Barney launched Teenburger Designs at the beginning of 1969 from his abode at 307 Portobello Road; for headed paper he reproduced burger wrappers, with a brown burger in a bun printed on the back. We’ll be revealing an example as one of the additions to the new enhanced edition of Reasons To Be Cheerful; above is the header.
305-309 Portobello Road, London, W11, 1970. Photo: Unknown.
Red Dirt is one of a handful of album sleeves attributed to Teenburger; some were executed in conjunction with Barney’s pal from Conran Design in the 60s, John Muggeridge.
The cover image is taken from a wanted poster of Geronimo, the Apache chieftain reputed to have magical powers (though it’s clear the photo was staged – a shackle is visible around one leg) . The Apache stem from the south of the US: Arizona, New Mexico and Oklahoma, where there are federally recognized contemporary Apache tribal governments to this day. Geronimo’s remains were thought – until recently – to have been buried under a stone pyramid monument at Fort Sill in Oklohoma, the state renowned for the presence of – guess what? – red dirt across more than a million acres, in 33 counties no less. Sand, siltstone and shale weathering account for its hue, apparently.

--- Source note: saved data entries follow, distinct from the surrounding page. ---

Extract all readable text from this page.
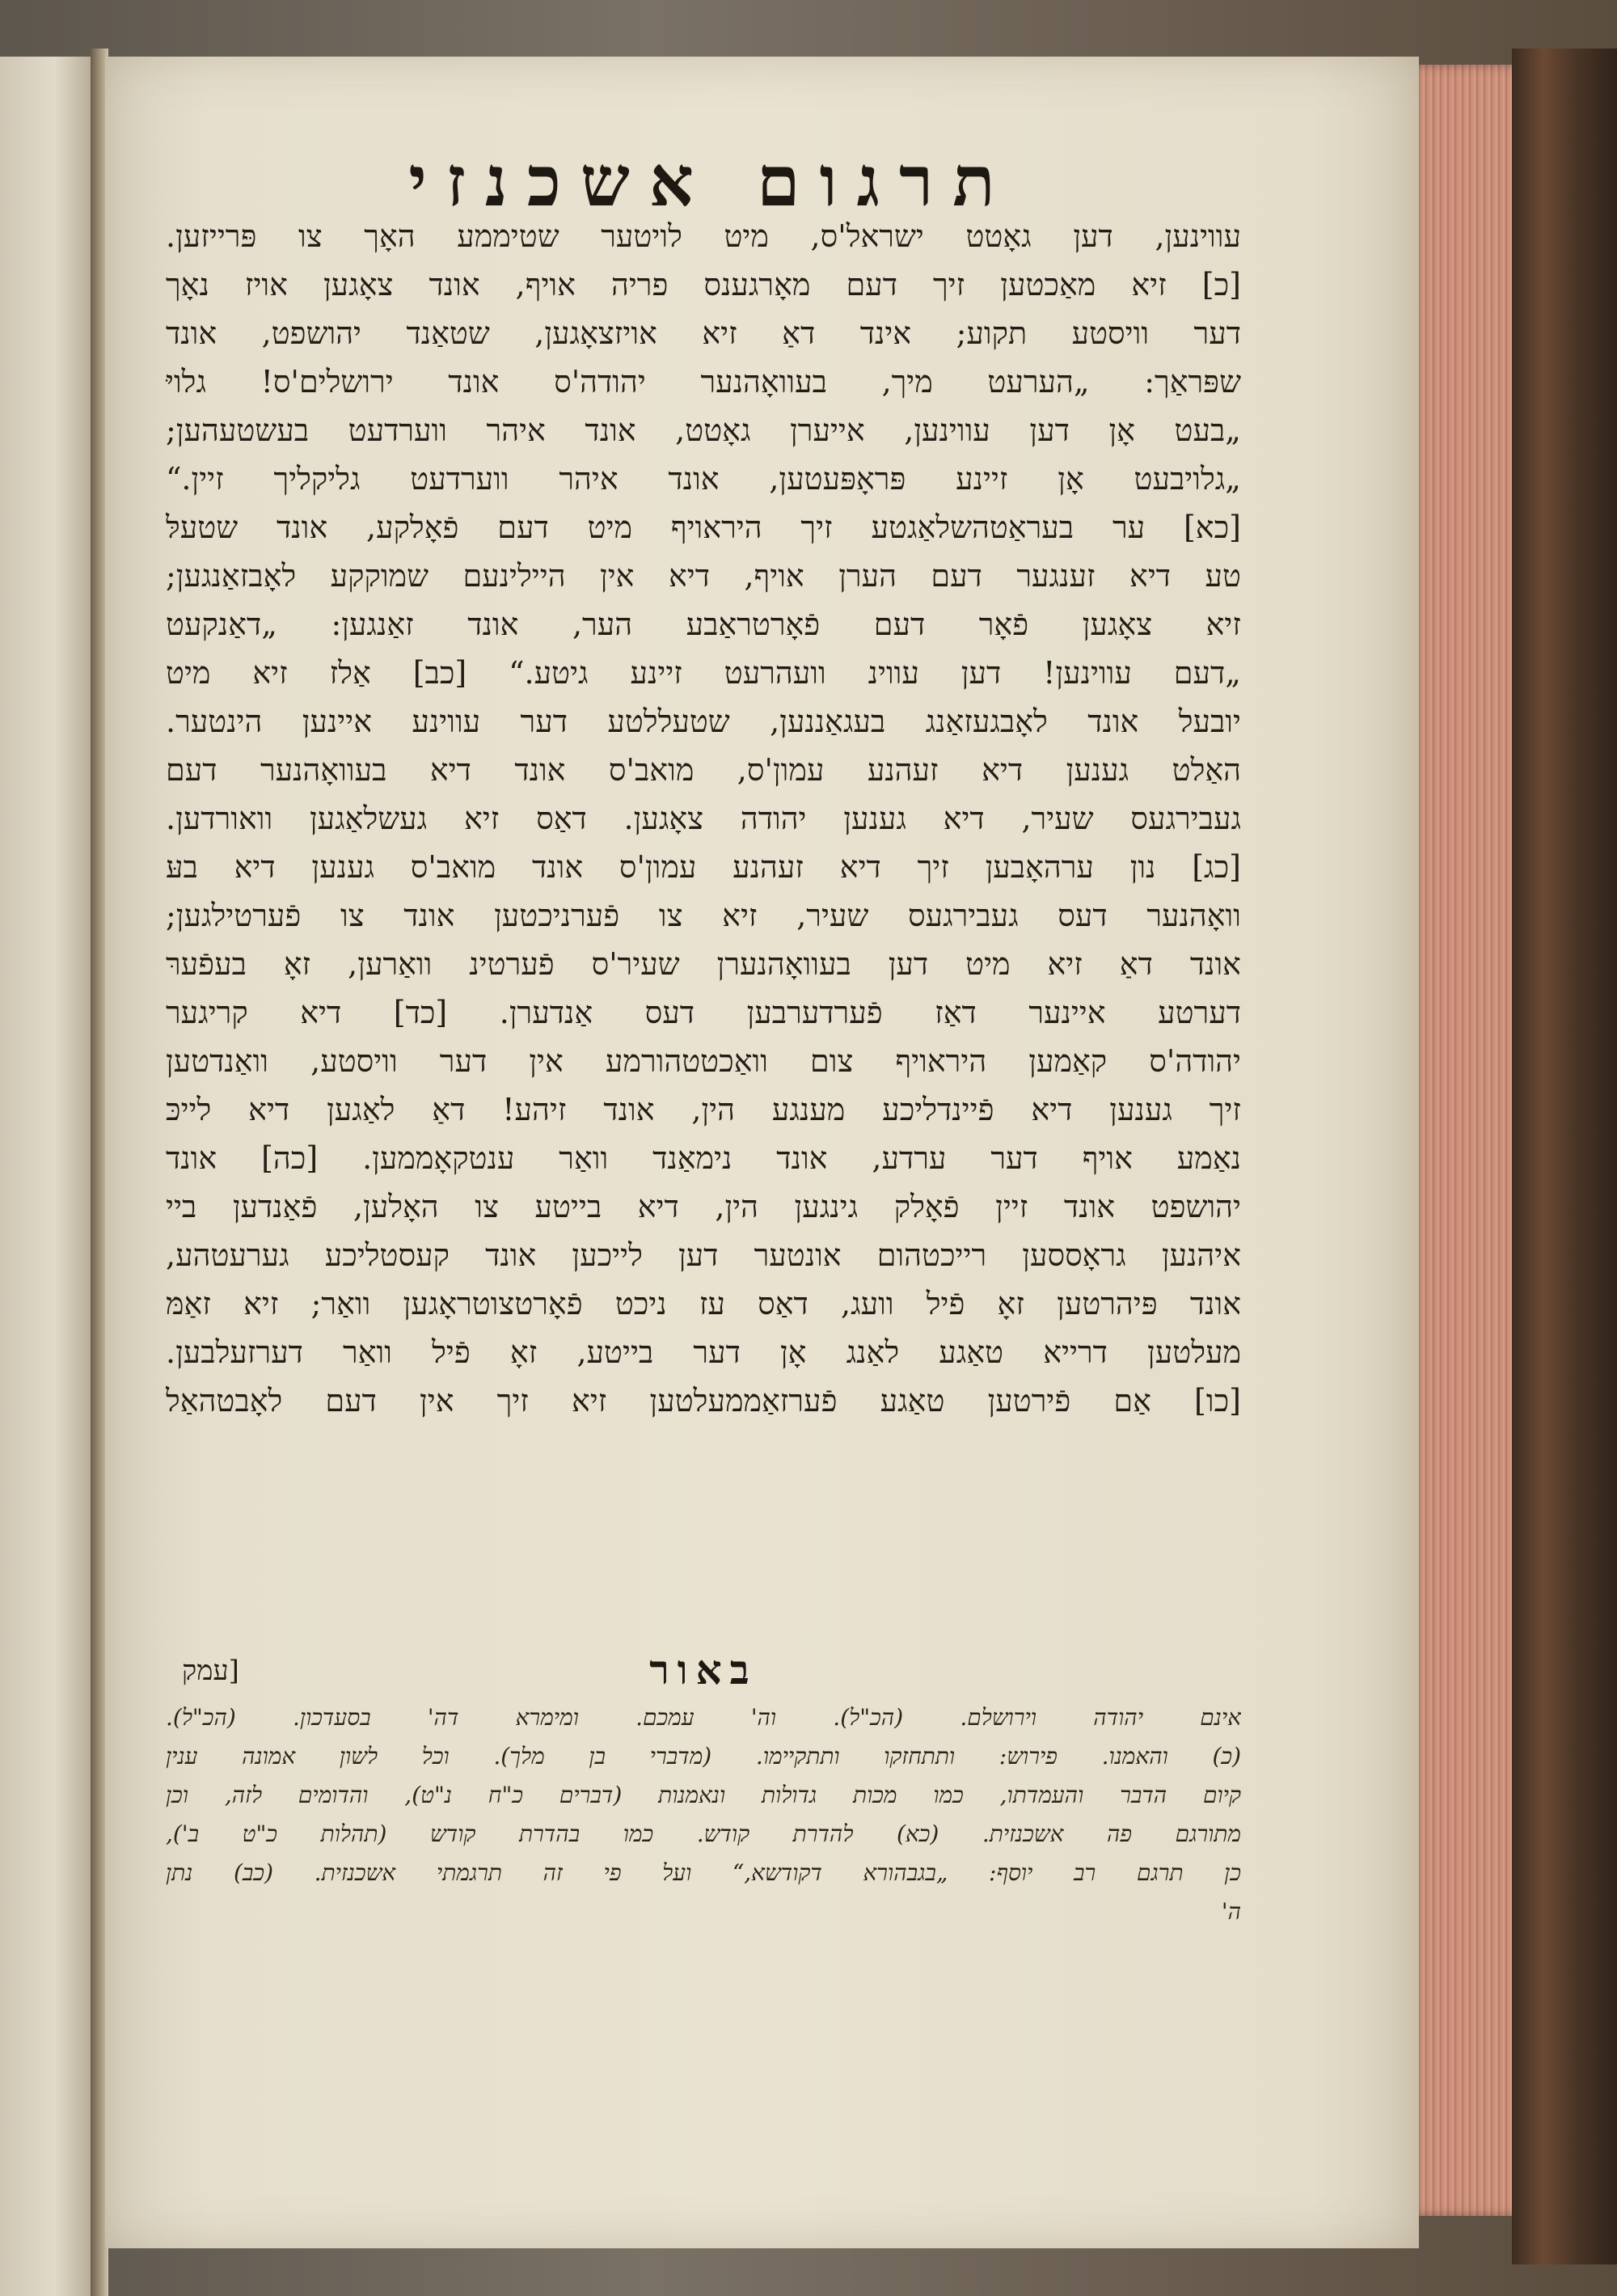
תרגום אשכנזי
עווינען, דען גאָטט ישראל'ס, מיט לויטער שטיממע האָך צו פּרייזען.
[כ] זיא מאַכטען זיך דעם מאָרגענס פריה אויף, אונד צאָגען אויז נאָך
דער וויסטע תקוע; אינד דאַ זיא אויזצאָגען, שטאַנד יהושפט, אונד
שפּראַך: „הערעט מיך, בעוואָהנער יהודה'ס אונד ירושלים'ס! גלויּ
„בעט אָן דען עווינען, אייערן גאָטט, אונד איהר ווערדעט בעשטעהען;
„גלויבעט אָן זיינע פּראָפּעטען, אונד איהר ווערדעט גליקליך זיין.“
[כא] ער בעראַטהשלאַגטע זיך היראויף מיט דעם פֿאָלקע, אונד שטעלּ
טע דיא זענגער דעם הערן אויף, דיא אין היילינעם שמוקקע לאָבזאַנגען;
זיא צאָגען פֿאָר דעם פֿאָרטראַבע הער, אונד זאַנגען: „דאַנקעט
„דעם עווינען! דען עווינ וועהרעט זיינע גיטע.“ [כב] אַלז זיא מיט
יובעל אונד לאָבגעזאַנג בעגאַננען, שטעללטע דער עווינע איינען הינטער.
האַלט גענען דיא זעהנע עמון'ס, מואב'ס אונד דיא בעוואָהנער דעם
געבירגעס שעיר, דיא גענען יהודה צאָגען. דאַס זיא געשלאַגען וואורדען.
[כג] נון ערהאָבען זיך דיא זעהנע עמון'ס אונד מואב'ס גענען דיא בעּ
וואָהנער דעס געבירגעס שעיר, זיא צו פֿערניכטען אונד צו פֿערטילגען;
אונד דאַ זיא מיט דען בעוואָהנערן שעיר'ס פֿערטינ וואַרען, זאָ בעפֿערּ
דערטע איינער דאַז פֿערדערבען דעס אַנדערן. [כד] דיא קריגער
יהודה'ס קאַמען היראויף צום וואַכטטהורמע אין דער וויסטע, וואַנדטען
זיך גענען דיא פֿיינדליכע מענגע הין, אונד זיהע! דאַ לאַגען דיא לייכּ
נאַמע אויף דער ערדע, אונד נימאַנד וואַר ענטקאָממען. [כה] אונד
יהושפט אונד זיין פֿאָלק גינגען הין, דיא בייטע צו האָלען, פֿאַנדען ביי
איהנען גראָססען רייכטהום אונטער דען לייכען אונד קעסטליכע גערעטהע,
אונד פּיהרטען זאָ פֿיל וועג, דאַס עז ניכט פֿאָרטצוטראָגען וואַר; זיא זאַמּ
מעלטען דרייא טאַגע לאַנג אָן דער בייטע, זאָ פֿיל וואַר דערזעלבען.
[כו] אַם פֿירטען טאַגע פֿערזאַממעלטען זיא זיך אין דעם לאָבטהאַל
באור
[עמק
אינם יהודה וירושלם. (הכ"ל). וה' עמכם. ומימרא דה' בסעדכון. (הכ"ל).
(כ) והאמנו. פירוש: ותתחזקו ותתקיימו. (מדברי בן מלך). וכל לשון אמונה ענין
קיום הדבר והעמדתו, כמו מכות גדולות ונאמנות (דברים כ"ח נ"ט), והדומים לזה, וכן
מתורגם פה אשכנזית. (כא) להדרת קודש. כמו בהדרת קודש (תהלות כ"ט ב'),
כן תרגם רב יוסף: „בגבהורא דקודשא,“ ועל פי זה תרגמתי אשכנזית. (כב) נתן
ה'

7in sleeve. Back and front, One Chord Wonders/Quickstep, The Adverts, Stiff Records, 1977.
Barney’s brutal enlargement of the deliberately ragged crop of Geronimo’s face brought out the half-tones, while the dramatic contrasts are heightened by the sparing use of the red “blood” trickles seeping from the bullet holes emblazoning the band’s name on the design.
Poster, 60" x 40". The Damned, Stiff Records, 1977.
This technique really came into it’s own seven years later when applied to the monochrome imagery of early punk, as evinced by Barney’s 7in sleeve for The Adverts’ Stiff single 1977 One Chord Wonders and his large poster for The Damned that same year.